Nevertheless, electronic books do not seem to be the ultimate solution for studying. Even though Francesca tries to buy most of her textbooks as digital editions, she feels there are disadvantages: “I feel like I can concentrate better when I can turn proper pages and use real highlighters”, she says.

Research into e-book reading habits suggests that Francesca is not alone in this. A recent study carried out by researchers of Norway’s University of Stavanger indicates that e-book readers did significantly worse in recalling the structure of a read text than readers of traditional printed books. 50 students with roughly the same education level and reading habits were given the same murder mystery text. One half read it on paper, the other half on a screen. While the emotional involvement in the story was similar in both groups, the paper group did better in recalling the exact sequence of events. The researchers suggested that the haptic experience of holding the book and turning the pages might support the readers’ memory.
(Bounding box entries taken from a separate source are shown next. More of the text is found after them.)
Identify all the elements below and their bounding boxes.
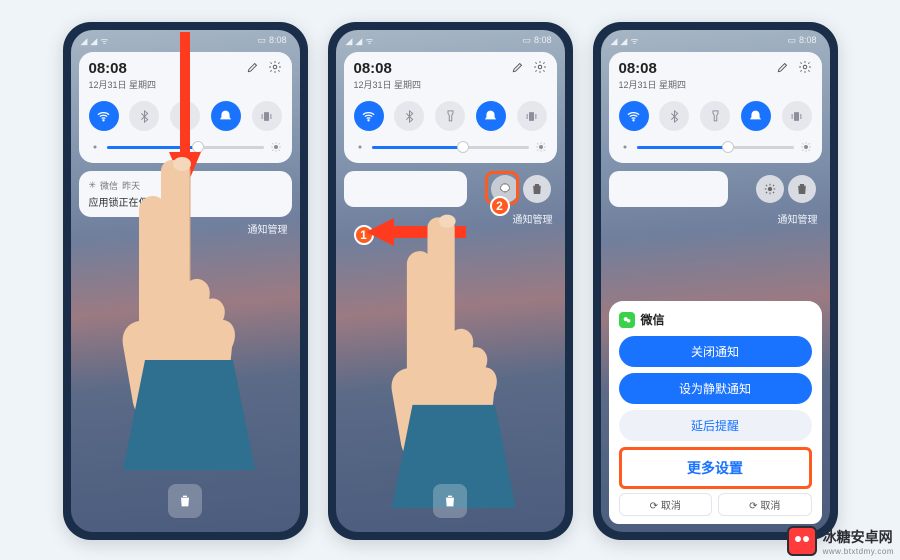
vibrate-toggle[interactable] [517, 101, 547, 131]
notification-row-swiped[interactable] [609, 171, 822, 207]
notification-delete-button[interactable] [523, 175, 551, 203]
wifi-toggle[interactable] [354, 101, 384, 131]
clock-block: 08:08 12月31日 星期四 [89, 60, 157, 91]
notification-manage-link[interactable]: 通知管理 [613, 211, 818, 226]
brightness-high-icon [270, 141, 282, 153]
watermark-name: 冰糖安卓网 [823, 529, 893, 545]
status-bar: ◢◢ᯤ ▭8:08 [336, 30, 565, 48]
notif-when: 昨天 [122, 179, 140, 192]
edit-icon[interactable] [246, 60, 260, 79]
gear-icon[interactable] [533, 60, 547, 79]
wifi-toggle[interactable] [89, 101, 119, 131]
vibrate-toggle[interactable] [252, 101, 282, 131]
notification-delete-button[interactable] [788, 175, 816, 203]
hand-illustration [375, 208, 525, 508]
bluetooth-toggle[interactable] [129, 101, 159, 131]
callout-2: 2 [490, 196, 510, 216]
brightness-slider[interactable] [619, 141, 812, 153]
sheet-app-name: 微信 [641, 311, 665, 328]
watermark: 冰糖安卓网 www.btxtdmy.com [787, 526, 894, 556]
flashlight-toggle[interactable] [700, 101, 730, 131]
watermark-url: www.btxtdmy.com [823, 547, 894, 556]
screen: ◢◢ᯤ ▭8:08 08:08 12月31日 星期四 [601, 30, 830, 532]
phone-step-1: ◢◢ᯤ ▭8:08 08:08 12月31日 星期四 [63, 22, 308, 540]
more-settings-button[interactable]: 更多设置 [619, 447, 812, 489]
status-bar: ◢◢ᯤ ▭8:08 [601, 30, 830, 48]
notif-body: 应用锁正在保护 [89, 194, 282, 209]
dnd-toggle[interactable] [476, 101, 506, 131]
tutorial-stage: ◢◢ᯤ ▭8:08 08:08 12月31日 星期四 [0, 0, 900, 540]
gear-icon[interactable] [268, 60, 282, 79]
clear-all-button[interactable] [168, 484, 202, 518]
edit-icon[interactable] [776, 60, 790, 79]
watermark-logo [787, 526, 817, 556]
phone-step-2: ◢◢ᯤ ▭8:08 08:08 12月31日 星期四 [328, 22, 573, 540]
bluetooth-toggle[interactable] [394, 101, 424, 131]
wechat-icon: ✳ [89, 180, 97, 191]
clear-all-button[interactable] [433, 484, 467, 518]
quick-settings-panel: 08:08 12月31日 星期四 [344, 52, 557, 163]
bluetooth-toggle[interactable] [659, 101, 689, 131]
swipe-down-arrow [165, 32, 205, 192]
notif-app: 微信 [100, 179, 118, 192]
notification-settings-button[interactable] [756, 175, 784, 203]
notification-row-swiped[interactable] [344, 171, 557, 207]
flashlight-toggle[interactable] [435, 101, 465, 131]
vibrate-toggle[interactable] [782, 101, 812, 131]
gear-icon[interactable] [798, 60, 812, 79]
wechat-icon [619, 312, 635, 328]
swipe-left-arrow [366, 218, 466, 246]
wifi-toggle[interactable] [619, 101, 649, 131]
snooze-button[interactable]: 延后提醒 [619, 410, 812, 441]
close-notifications-button[interactable]: 关闭通知 [619, 336, 812, 367]
brightness-low-icon [89, 141, 101, 153]
cancel-button-left[interactable]: ⟳ 取消 [619, 493, 713, 516]
phone-step-3: ◢◢ᯤ ▭8:08 08:08 12月31日 星期四 [593, 22, 838, 540]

This study coincides with the latest media stories reporting a sharp decline in e-book sales over Christmas, while traditional books sales increased up to 11 per cent. Waterstones CEO, James Daunt, stated that Kindle sales had almost vanished in comparison to traditional books sales during the Christmas period.

However, both figures have to be treated with some scepticism, critics say. Of all the 50 students in the e-book and memory study, only two were regular e-book readers before they participated in the study, so the majority of test subjects were new to reading on screens. For children now growing up with e-books, it might be a different story.

Also, the drop in Kindle sales does by no means signify that people are not interested in e-books anymore. Part of the decline can be explained by the rise of the tablet. With the introduction of the iPad, a new device on which to read e-books appeared on the market. Today, many e-book readers, just as Francesca, do not save their digital books on a kindle reader, but simply on their tablet.

So, the recent decline in e-book sales and reported problems about concentration when reading on-screen do not signify the end of the e-book. Electronic resources have already changed the way we read and study dramatically, and it will be impossible to reverse this development, especially after the introduction of the iPad and similar tablets.

In fact, studies suggest that e-books take on a very particular role in students’ reading habits: they use e-books to quickly find specific information or as a solution for carrying many heavy books from home, to class and to the library. However, when it comes to reading a book cover-to-cover, they still prefer the traditional printed book.